South Korea’s composite consumer sentiment index inched up 0.1 point to 111.2 this month from June, indicating a phase of adjustment in anticipation for President Moon Jae-in’s new policies, the Bank of Korea said Tuesday.
The CCSI has moved upward six straight months and been in optimistic terrain for four consecutive months, inching closer to the 111.4 recorded in January 2011. However, the increase in July was close to “insignificant,” Park Sang-woo, an official at the BOK, told reporters.
The estimate by the BOK was based on a survey of 2,025 respondents from July 11-18.
Since posting an eight-year low in January at 93.3 after declining three months in a row, the index has been on a gradual rise. It hovered between the high-90s and 110 for nearly six years, but dropped 6.3 points in November 2016 upon the corruption scandal that resulted in former President Park Geun-hye’s impeachment.
The CCSI consists of six consumer survey indexes that gauge consumers’ current views and outlook for the national economy and livelihood, as well as their views on household income and spending. An index above 100 represents optimism and below 100 shows pessimism.
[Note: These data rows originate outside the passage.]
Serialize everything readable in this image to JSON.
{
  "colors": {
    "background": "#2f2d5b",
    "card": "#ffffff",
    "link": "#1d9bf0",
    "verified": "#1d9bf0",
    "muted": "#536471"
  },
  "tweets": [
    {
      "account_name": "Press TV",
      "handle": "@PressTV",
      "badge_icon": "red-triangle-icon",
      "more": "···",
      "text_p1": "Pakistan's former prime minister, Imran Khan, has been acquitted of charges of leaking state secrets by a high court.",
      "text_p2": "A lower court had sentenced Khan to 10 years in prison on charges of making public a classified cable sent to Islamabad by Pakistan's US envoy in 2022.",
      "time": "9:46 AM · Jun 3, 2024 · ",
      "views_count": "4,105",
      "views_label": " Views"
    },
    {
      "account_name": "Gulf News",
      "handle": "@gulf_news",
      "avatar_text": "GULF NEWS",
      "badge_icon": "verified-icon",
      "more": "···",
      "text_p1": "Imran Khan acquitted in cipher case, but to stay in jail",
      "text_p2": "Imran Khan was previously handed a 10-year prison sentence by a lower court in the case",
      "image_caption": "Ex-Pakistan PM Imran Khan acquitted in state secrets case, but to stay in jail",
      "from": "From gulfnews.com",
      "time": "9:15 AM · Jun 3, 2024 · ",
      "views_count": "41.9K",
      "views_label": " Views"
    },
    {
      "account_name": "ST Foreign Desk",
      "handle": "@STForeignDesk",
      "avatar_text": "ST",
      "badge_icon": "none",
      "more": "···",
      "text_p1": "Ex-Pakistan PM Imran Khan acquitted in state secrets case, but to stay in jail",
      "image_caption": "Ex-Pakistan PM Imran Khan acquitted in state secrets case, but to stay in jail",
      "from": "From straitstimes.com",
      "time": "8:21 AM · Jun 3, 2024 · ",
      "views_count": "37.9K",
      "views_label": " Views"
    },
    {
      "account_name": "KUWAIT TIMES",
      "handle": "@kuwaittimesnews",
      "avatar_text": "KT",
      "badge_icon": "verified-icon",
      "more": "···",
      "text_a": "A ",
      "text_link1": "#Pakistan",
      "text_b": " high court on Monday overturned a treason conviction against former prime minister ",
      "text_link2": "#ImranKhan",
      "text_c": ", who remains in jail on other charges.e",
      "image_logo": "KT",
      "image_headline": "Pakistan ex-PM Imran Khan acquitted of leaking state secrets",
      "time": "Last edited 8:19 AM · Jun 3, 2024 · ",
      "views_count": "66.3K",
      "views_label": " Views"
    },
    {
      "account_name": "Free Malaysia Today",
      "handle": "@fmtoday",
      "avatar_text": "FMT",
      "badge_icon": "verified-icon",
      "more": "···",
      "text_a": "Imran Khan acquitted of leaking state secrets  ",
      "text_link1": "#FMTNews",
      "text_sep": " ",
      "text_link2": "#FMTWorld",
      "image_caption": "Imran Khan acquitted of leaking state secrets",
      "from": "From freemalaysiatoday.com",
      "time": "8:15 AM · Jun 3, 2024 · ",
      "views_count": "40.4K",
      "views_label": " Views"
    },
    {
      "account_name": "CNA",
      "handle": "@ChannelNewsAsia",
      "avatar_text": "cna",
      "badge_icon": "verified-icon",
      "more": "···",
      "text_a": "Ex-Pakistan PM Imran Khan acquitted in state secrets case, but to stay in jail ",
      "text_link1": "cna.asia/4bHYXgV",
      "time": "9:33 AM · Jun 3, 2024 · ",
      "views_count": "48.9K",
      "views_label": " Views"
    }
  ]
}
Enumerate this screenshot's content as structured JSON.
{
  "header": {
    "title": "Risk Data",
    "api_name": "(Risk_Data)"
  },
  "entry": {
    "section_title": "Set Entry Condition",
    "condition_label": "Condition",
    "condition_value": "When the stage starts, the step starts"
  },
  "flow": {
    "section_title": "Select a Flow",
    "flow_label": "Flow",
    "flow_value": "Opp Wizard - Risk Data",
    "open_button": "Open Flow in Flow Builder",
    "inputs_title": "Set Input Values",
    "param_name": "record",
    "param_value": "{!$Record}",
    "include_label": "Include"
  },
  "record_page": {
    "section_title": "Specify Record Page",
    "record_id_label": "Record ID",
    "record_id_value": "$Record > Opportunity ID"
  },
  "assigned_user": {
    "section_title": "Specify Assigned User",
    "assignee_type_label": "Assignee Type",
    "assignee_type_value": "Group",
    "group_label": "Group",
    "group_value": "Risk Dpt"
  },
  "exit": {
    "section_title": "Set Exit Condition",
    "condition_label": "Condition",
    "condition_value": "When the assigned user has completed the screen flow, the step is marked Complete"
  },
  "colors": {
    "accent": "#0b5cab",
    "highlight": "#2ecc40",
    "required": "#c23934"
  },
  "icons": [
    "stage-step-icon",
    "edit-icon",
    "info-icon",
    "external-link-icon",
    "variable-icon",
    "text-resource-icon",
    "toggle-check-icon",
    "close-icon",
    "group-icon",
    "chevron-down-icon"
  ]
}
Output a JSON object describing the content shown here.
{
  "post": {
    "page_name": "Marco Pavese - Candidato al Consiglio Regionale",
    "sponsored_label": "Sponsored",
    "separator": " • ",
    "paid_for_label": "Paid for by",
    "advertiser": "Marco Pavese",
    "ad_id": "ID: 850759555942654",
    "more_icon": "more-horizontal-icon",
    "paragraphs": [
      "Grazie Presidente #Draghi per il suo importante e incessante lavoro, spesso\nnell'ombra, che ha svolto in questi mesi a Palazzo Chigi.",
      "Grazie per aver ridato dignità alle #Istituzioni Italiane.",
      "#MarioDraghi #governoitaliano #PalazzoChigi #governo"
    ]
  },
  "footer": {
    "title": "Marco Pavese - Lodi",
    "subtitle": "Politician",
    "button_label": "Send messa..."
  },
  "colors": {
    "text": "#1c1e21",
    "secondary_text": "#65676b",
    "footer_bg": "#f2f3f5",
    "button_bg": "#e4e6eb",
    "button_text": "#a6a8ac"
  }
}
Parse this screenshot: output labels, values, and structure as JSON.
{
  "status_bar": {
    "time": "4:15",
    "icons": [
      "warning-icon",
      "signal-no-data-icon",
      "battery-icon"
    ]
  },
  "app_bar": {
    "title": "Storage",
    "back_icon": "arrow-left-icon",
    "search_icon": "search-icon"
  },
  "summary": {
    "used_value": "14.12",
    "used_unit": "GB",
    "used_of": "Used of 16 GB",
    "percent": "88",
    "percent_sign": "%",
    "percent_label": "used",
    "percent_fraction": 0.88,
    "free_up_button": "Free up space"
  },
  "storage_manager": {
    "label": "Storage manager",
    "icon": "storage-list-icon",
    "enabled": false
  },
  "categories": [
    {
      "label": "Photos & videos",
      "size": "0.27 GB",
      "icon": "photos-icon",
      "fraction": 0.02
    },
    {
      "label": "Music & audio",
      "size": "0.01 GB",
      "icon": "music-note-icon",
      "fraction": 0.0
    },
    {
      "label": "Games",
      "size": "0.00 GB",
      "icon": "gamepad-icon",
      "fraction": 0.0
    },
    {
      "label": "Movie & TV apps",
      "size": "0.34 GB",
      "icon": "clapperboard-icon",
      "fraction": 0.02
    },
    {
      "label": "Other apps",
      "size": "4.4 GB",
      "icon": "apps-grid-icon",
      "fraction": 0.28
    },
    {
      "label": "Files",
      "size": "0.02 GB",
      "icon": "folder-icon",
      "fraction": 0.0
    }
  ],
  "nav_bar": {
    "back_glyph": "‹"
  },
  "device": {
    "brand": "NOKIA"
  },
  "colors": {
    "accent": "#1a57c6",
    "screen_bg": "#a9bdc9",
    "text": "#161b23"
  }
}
Optimism was weaker in terms of spending and outlook for the economy compared to the previous month. But this was offset by higher optimism toward the current economy, positive current views and the outlook on livelihood. The outlook for household income remained flat.
Other than the survey indexes comprising the CCSI, the survey index measuring employment opportunity saw a visible drop of 11 points to reach 110. Created in July 2008, the total average of the index stands at 86.
The consumer survey index linked to wage level saw a 2 point rise to reach 124, marking an increase for six consecutive months. Since its creation in January 2013, the total average of the index has stood at 110. Park of the BOK said the effects of the minimum wage hike announcement have not been fully reflected.
The BOK’s data also indicated the consumer perceived price inflation remained unchanged at 2.5 percent, while the inflation forecast slid 0.1 percentage point to 2.5 percent in July. The expected shortage in crop supply due to the torrential rain that has swept the nation over several weeks has not been reflected, Park said.